Here, operators with the highest precedence appear at the top of the table, those with the lowest appear at the bottom. Within an expression, higher precedence operators are evaluated first.

Logical OR || Left to right

Conditional ?: Right to left

Example:

if ( true || false ? false : true )
{
     Console.WriteLine(String.Format("WHY?"));
}

How I see it should be: true || (false ? false : true)

How I think it work in my case: (true || false) ? false : true

Why the condition will never be fulfilled if the conditional OR has a higher priority over the ternary operator?

UPD1: Look, the first and third condition are marked unreachable

UPD2: The logical OR should not even check the conditions following it, if it has already found one true

1
c#operator-precedence
It will always be true because || is short-circuit. If the first operand evaluates to true, the rest will be ignored. - imsmn
@Shawn The question is specifically what is the first statement, true or true || false. - GSerg
Check out the docs regarding operator precedence. - Erik T.

1 Answers

2
votes

Operator precedence is all about solving ambiguities. Let's say for example we have two operators op1 and op2 and the following expression:

x = a op1 b op2 c

We could resolve this logically as

tmp = a op1 b
x = tmp op2 c

But it would also be possible to evaluate op2 first, like so:

tmp = b op2 c
x = a op1 tmp

This is ambigous. To solve the ambiguity we could either demand parentheses or have to give one of the operators higher precedence. This is basically the same what we use in mathematics with an expression like 1 + 2 * 3 where the multiplication has higher precedence and has to be calculated first.

Wat does that mean for your example? As you've already written, || has a higher precedence than ?:. This means that

true || false

will be evaluated first and always results in true. So your ternary effectively becomes

true ? false : true

and will always result in false.

How does the compiler reach that decision? Let's have a (simplified) look at the steps:

  1. initially the compiler sees true which is already a value.
  2. the compiler sees || an knows now that there has to follow another value or evaluated expression.
  3. the compiler then sees false. This would be a value but since it could be part of another expression it's not done yet.
  4. next, the compiler encounters ? which it identifies this as the ternary operator
  5. since the ternary has a lower precedence than || it has to treat the entire expression true || false as the first operand of the ternary.

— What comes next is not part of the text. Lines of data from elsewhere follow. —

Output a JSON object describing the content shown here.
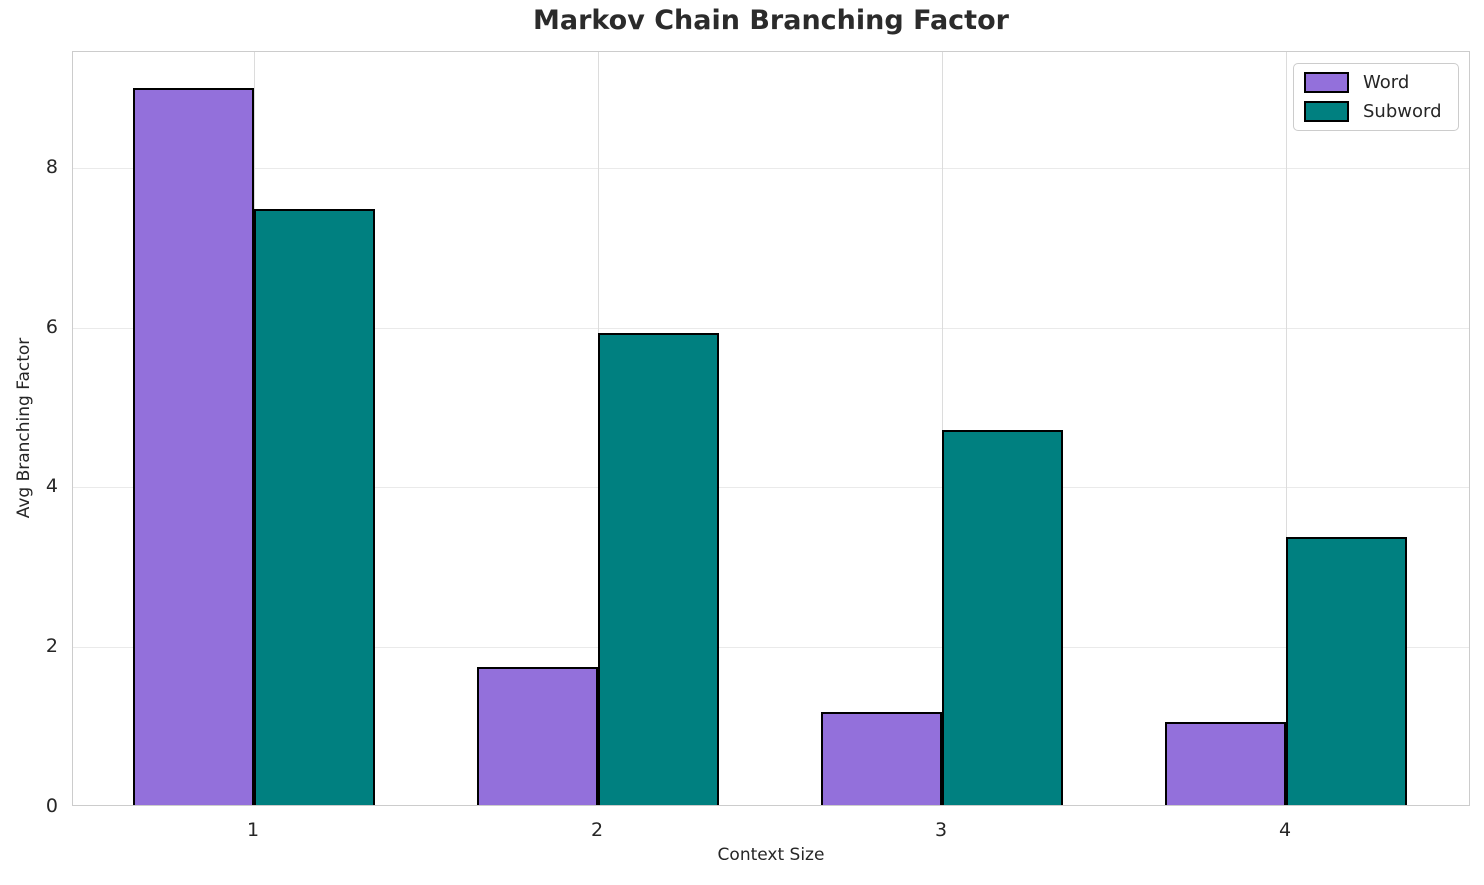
{
  "chart_data": {
    "type": "bar",
    "title": "Markov Chain Branching Factor",
    "xlabel": "Context Size",
    "ylabel": "Avg Branching Factor",
    "categories": [
      "1",
      "2",
      "3",
      "4"
    ],
    "series": [
      {
        "name": "Word",
        "color": "#9370DB",
        "values": [
          8.98,
          1.73,
          1.16,
          1.04
        ]
      },
      {
        "name": "Subword",
        "color": "#008080",
        "values": [
          7.46,
          5.91,
          4.7,
          3.36
        ]
      }
    ],
    "bar_edge_color": "#000000",
    "yticks": [
      0,
      2,
      4,
      6,
      8
    ],
    "ylim": [
      0,
      9.45
    ],
    "grid": true,
    "grid_color": "#eaeaea",
    "spine_color": "#cccccc",
    "legend_position": "upper right",
    "text_color": "#262626"
  }
}
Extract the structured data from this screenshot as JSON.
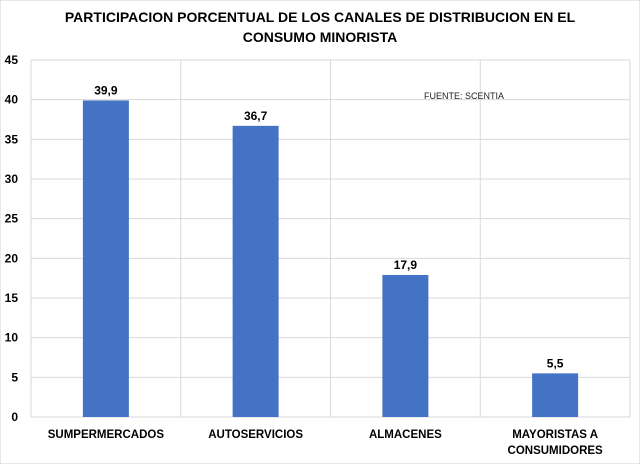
{
  "chart_data": {
    "type": "bar",
    "title_lines": [
      "PARTICIPACION  PORCENTUAL  DE LOS  CANALES  DE DISTRIBUCION  EN EL",
      "CONSUMO  MINORISTA"
    ],
    "categories": [
      [
        "SUMPERMERCADOS"
      ],
      [
        "AUTOSERVICIOS"
      ],
      [
        "ALMACENES"
      ],
      [
        "MAYORISTAS A",
        "CONSUMIDORES"
      ]
    ],
    "values": [
      39.9,
      36.7,
      17.9,
      5.5
    ],
    "data_labels": [
      "39,9",
      "36,7",
      "17,9",
      "5,5"
    ],
    "yticks": [
      0,
      5,
      10,
      15,
      20,
      25,
      30,
      35,
      40,
      45
    ],
    "ylim": [
      0,
      45
    ],
    "xlabel": "",
    "ylabel": "",
    "grid": true,
    "annotation": "FUENTE: SCENTIA",
    "bar_color": "#4472C4",
    "grid_color": "#D9D9D9"
  }
}
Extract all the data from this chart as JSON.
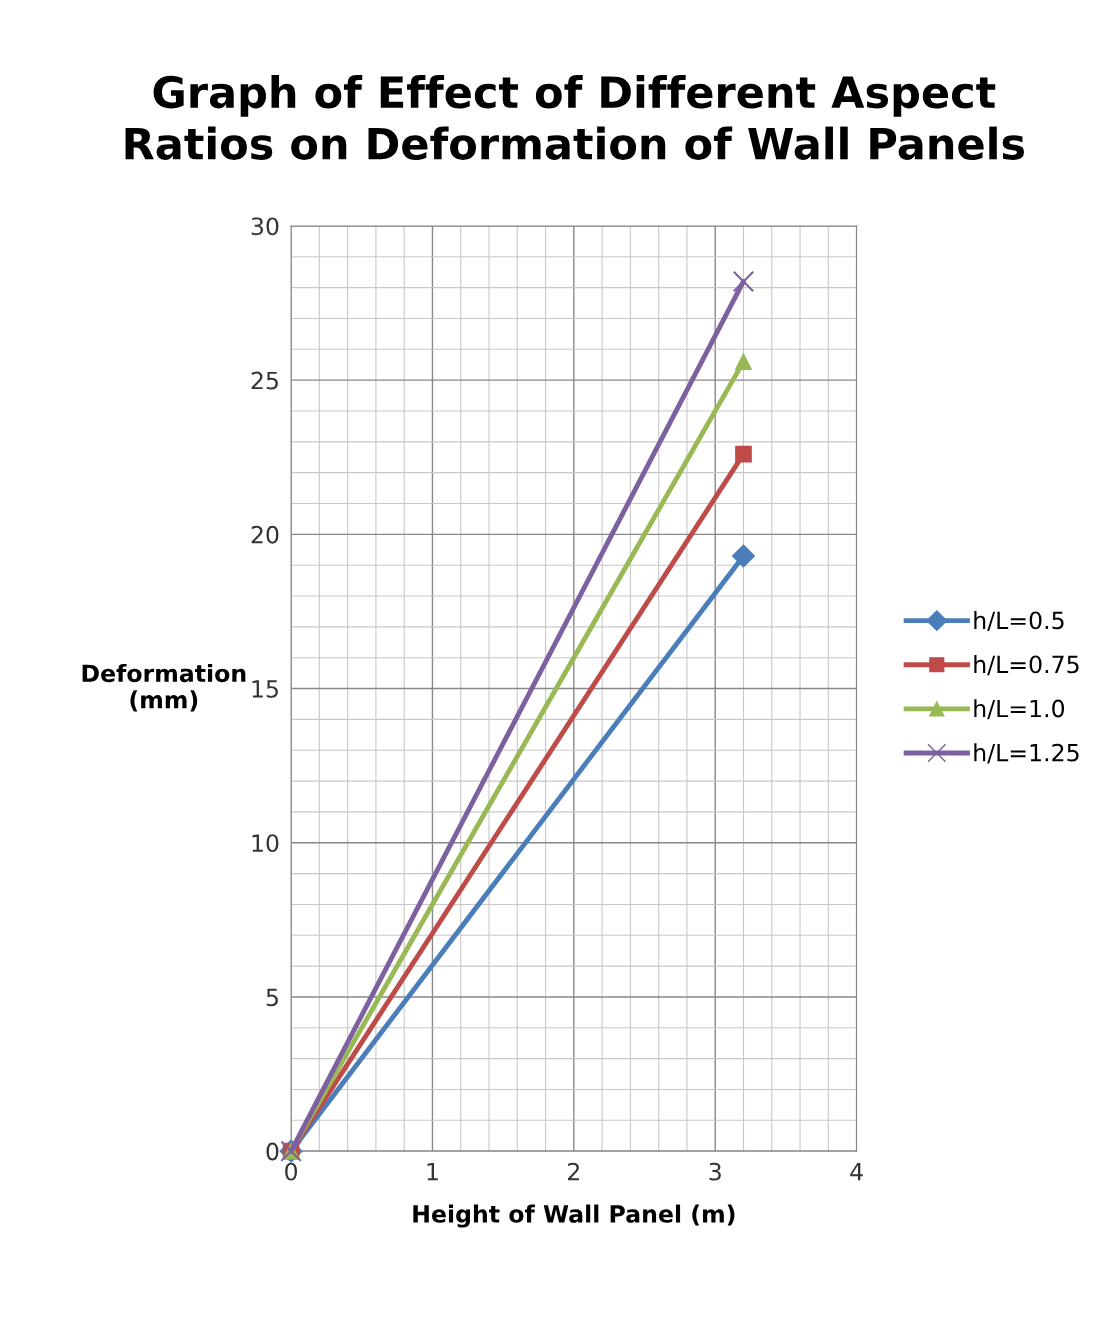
{
  "chart_data": {
    "type": "line",
    "title": "Graph of Effect of Different Aspect\nRatios on Deformation of Wall Panels",
    "xlabel": "Height of Wall Panel (m)",
    "ylabel": "Deformation\n(mm)",
    "x": [
      0,
      3.2
    ],
    "series": [
      {
        "name": "h/L=0.5",
        "color": "#4a7ebb",
        "marker": "diamond",
        "values": [
          0,
          19.3
        ]
      },
      {
        "name": "h/L=0.75",
        "color": "#be4b48",
        "marker": "square",
        "values": [
          0,
          22.6
        ]
      },
      {
        "name": "h/L=1.0",
        "color": "#98b954",
        "marker": "triangle",
        "values": [
          0,
          25.6
        ]
      },
      {
        "name": "h/L=1.25",
        "color": "#7d60a0",
        "marker": "cross",
        "values": [
          0,
          28.2
        ]
      }
    ],
    "xlim": [
      0,
      4
    ],
    "xticks": [
      0,
      1,
      2,
      3,
      4
    ],
    "ylim": [
      0,
      30
    ],
    "yticks": [
      0,
      5,
      10,
      15,
      20,
      25,
      30
    ],
    "grid": true,
    "legend": "right",
    "line_style": "solid"
  }
}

As to why the ternary operator has a lower precedence than || I can only speculate that it is for consistency. The ternary is not only the only operator with three operands but also only the second and the third need to have the same datatype whereas the first is always a bool. The lower precedence ensures that these two assignments are semantically the same:

bool b = condition1 || condition2 ? true : false;
int i = condition1 || condition2 ? 23 : 42;